Who would refuse a dinner proposition like this? In Dinner with Darwin, researcher Jonathan Silvertown details the relationships between humans, our nutrition, and our environment through the lens of evolution. Dinner with Darwin, though, is not the average science book you would expect. Indeed, Silvertown expected foodies like us to read it, and structured the reading as a 10-course meal of evolutionary gastronomy, bookended by chapters on the history of cooking and the future of food. Certainly, there is no better way to serve up food science than by appealing to a reader’s stomach.
Why is “Dinner with Darwin” a must-read book?
There is a touch of practically every scientific subject related to food. Molecular biology, genetics, cultural and physical anthropology, biochemistry, anatomy, ecology, climate science, geology, botany, taxonomy, and a wealth of other disciplines. It might undoubtedly sound a bit mind-blowing if you are not specialised in the subject, but you will not find a question that the author had not anticipated and answered first.
It is the type of publication that will make you incorporate that “Did you know?” sentence in your very next conversations, trust me, it already happened to me.
For instance, in chapter 3, Silvertown discusses our relationship with shellfish and how eating them allowed our species to populate the planet from East Africa into the Middle East and Southeast Asia. Science has enabled us to discover this thanks to the route left behind the large piles of fossilized shells along the seacoast.
Some curious highlights from Dinner with Darwin
Did you know that Nikolai Vavilov, a Russian botanist and currently recognised as a national hero, travelled the entire world to find the centres of origin of cultivated plants that sustain the current global population? And that despite his magnificent contributions he died of starvation in a Soviet prison?

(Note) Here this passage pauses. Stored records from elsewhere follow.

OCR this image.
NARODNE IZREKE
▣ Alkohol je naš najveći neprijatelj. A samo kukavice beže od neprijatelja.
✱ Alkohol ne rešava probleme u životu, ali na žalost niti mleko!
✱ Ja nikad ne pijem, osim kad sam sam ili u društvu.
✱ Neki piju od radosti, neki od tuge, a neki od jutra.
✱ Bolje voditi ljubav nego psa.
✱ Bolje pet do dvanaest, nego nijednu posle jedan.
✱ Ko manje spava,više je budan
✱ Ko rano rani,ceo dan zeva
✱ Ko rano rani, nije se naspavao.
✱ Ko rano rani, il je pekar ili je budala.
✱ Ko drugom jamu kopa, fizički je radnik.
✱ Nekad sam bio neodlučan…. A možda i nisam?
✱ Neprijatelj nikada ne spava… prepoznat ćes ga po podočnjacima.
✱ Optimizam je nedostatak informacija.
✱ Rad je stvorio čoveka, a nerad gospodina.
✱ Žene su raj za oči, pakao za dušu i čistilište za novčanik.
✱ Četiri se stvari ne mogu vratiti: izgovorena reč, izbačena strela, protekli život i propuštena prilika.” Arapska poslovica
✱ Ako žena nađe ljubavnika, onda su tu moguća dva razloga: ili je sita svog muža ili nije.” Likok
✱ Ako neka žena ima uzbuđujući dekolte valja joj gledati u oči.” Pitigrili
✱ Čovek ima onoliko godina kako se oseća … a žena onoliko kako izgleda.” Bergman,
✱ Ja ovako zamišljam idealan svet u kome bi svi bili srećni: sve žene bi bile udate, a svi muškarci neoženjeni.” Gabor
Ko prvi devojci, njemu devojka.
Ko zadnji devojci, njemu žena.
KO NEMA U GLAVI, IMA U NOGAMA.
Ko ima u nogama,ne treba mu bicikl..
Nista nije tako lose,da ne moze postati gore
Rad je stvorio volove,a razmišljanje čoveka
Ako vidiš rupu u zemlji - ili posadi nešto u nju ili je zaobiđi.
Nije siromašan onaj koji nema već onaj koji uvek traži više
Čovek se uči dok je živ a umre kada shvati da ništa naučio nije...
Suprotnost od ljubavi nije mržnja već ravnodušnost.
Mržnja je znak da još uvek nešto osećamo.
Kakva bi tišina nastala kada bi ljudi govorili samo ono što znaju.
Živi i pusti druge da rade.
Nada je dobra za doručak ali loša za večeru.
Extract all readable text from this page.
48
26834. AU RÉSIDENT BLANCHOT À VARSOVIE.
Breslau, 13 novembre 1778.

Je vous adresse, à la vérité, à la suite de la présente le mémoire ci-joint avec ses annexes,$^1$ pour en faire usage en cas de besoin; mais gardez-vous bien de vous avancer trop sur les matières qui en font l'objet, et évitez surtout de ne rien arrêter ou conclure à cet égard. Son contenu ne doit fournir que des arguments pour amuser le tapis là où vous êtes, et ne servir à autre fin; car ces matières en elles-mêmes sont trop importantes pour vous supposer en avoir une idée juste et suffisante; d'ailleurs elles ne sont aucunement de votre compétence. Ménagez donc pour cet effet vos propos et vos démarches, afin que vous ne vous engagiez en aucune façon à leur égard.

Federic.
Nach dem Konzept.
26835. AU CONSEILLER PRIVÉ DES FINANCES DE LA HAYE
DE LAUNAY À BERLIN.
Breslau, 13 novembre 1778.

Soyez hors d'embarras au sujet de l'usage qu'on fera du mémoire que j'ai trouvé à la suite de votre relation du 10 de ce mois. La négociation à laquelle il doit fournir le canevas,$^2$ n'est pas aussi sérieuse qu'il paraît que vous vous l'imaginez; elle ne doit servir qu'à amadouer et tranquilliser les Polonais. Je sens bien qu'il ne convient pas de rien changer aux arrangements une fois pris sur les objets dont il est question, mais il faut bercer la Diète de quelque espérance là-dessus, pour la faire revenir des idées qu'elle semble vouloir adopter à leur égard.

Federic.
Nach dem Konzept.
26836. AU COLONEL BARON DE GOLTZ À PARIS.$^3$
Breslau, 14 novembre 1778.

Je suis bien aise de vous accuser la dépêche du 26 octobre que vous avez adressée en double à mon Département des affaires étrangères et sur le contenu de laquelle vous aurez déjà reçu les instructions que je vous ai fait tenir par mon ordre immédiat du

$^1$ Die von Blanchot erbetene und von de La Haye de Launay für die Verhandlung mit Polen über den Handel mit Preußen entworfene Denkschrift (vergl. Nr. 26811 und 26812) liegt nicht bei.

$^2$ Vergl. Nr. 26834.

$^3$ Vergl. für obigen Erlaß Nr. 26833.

Another exciting highlight is the arms race between vegetables and their antagonists (invertebrate, vertebrate, and human) that attack them to attempt to eat them. The secret weaponry of plants in this war? All kinds of poison. In fact, even the original raw forms of potato and tomato plants were poisonous.
You will probably be ending this book as if you had attended a dinner party along with foodies, historians, and scientists, discussing various food-related topics. And despite each bite will not always be tempting, you will surely understand how our food evolved and influenced evolution.
ABOUT THE AUTHOR
Professor Jonathan Silvertown (@JWSilvertown) is a Professor of Evolutionary Ecology at the Institute of Evolutionary Biology at the University of Edinburgh and holds the Chair of Technology-Enhanced Science Education in the School of Biological Sciences in Edinburgh. He is the author of several popular science books.